You say you have no one to talk to about this, but you did manage to write to me, and that is a very good start. You also ask, “Why do I miss him so much now?” I think it’s because before, when he was alive, even though you didn’t think about him all the time, on some level you always knew that he was still there, somewhere, should you ever wish to find him. In a sense, you became accustomed to loving him in his absence, and deep inside your heart you could keep hope alive that one day you might see him again. Now you are faced with the harsh reality that his absence is forever, and that is very hard to accept.

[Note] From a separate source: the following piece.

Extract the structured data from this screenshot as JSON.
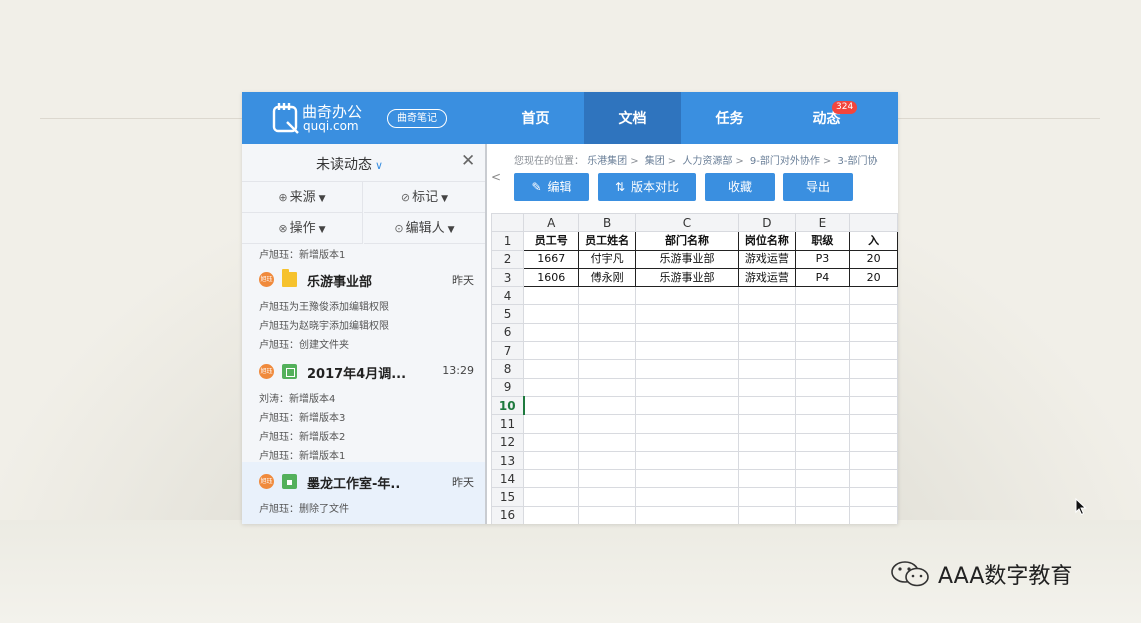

You say you want to grieve, and you’re aware of some very real feelings commonly associated with grief, such as “being angry at him, both for dumping me and for the stupid way he died.” You’re also feeling guilty for “living in the past” and somehow failing in your role of being a good wife and mother in meeting your family’s needs. Please know that anger and guilt are two of the most common reactions in loss: anger at the one who died, anger at God for letting this happen, anger at ourselves and anger at the world – and guilt for whatever we think we did or failed to do when the person was alive.

You are a human being reacting in a very normal way to having lost someone very dear to you. Please accept your feelings as normal and completely understandable. Judge yourself not by what you are feeling, but rather by what you do with what you are feeling. When we simply acknowledge (if only to ourselves) what we are feeling and why we are feeling that way, oftentimes the energy generated by those feelings simply dissipates, and no one else is hurt. When we fuss and stew and push our feelings away or try to bury or deny them, they can come out in other ways we can't always control, usually every which-way but straight! This is why it helps so much when we are in mourning to do some reading about grief – it helps to know what is normal, what we can expect, and what we can do to manage our own reactions. It helps us feel more in control, or at least less "crazy" and certainly better informed about what we are experiencing.

You also say that writing about him helps, and I think therein lies an important clue. You might consider writing a letter to this man, telling him everything you need to say to him. Whether he can “read” what you write is not the point – the objective here is to get down on paper whatever thoughts and feelings you have about all of this, to get it out of your mind and heart and onto paper (or your computer screen) so you no longer have to carry all of it around inside of you. That in itself can be very healing. You might also try to have this man write a letter back to you! Some suggest that, if you’re right-handed, you write your letter to him with your right hand, then use your left hand to write the letter that comes back (through you) from him. You could construct an entire ritual around this exercise: pick a quiet time and place when you’re all alone; put some soft music on the stereo, light some candles, find some paper and a pen, and let the words just come through your hands. If you want to do so, burn the letters when you’re finished, as a symbolic way of saying goodbye and letting him go. This is your ritual, and you can construct it in any way you like, and design it to accomplish whatever objectives you choose. Another alternative is to find a safe and quiet place and have a good long conversation with him in your heart and in your mind.

And if you care to do so, even though this man died several months ago, you still can hold a memorial service for him -- in the solitude of your most secret self, your very own service of mourning, in the tabernacle of your very own soul.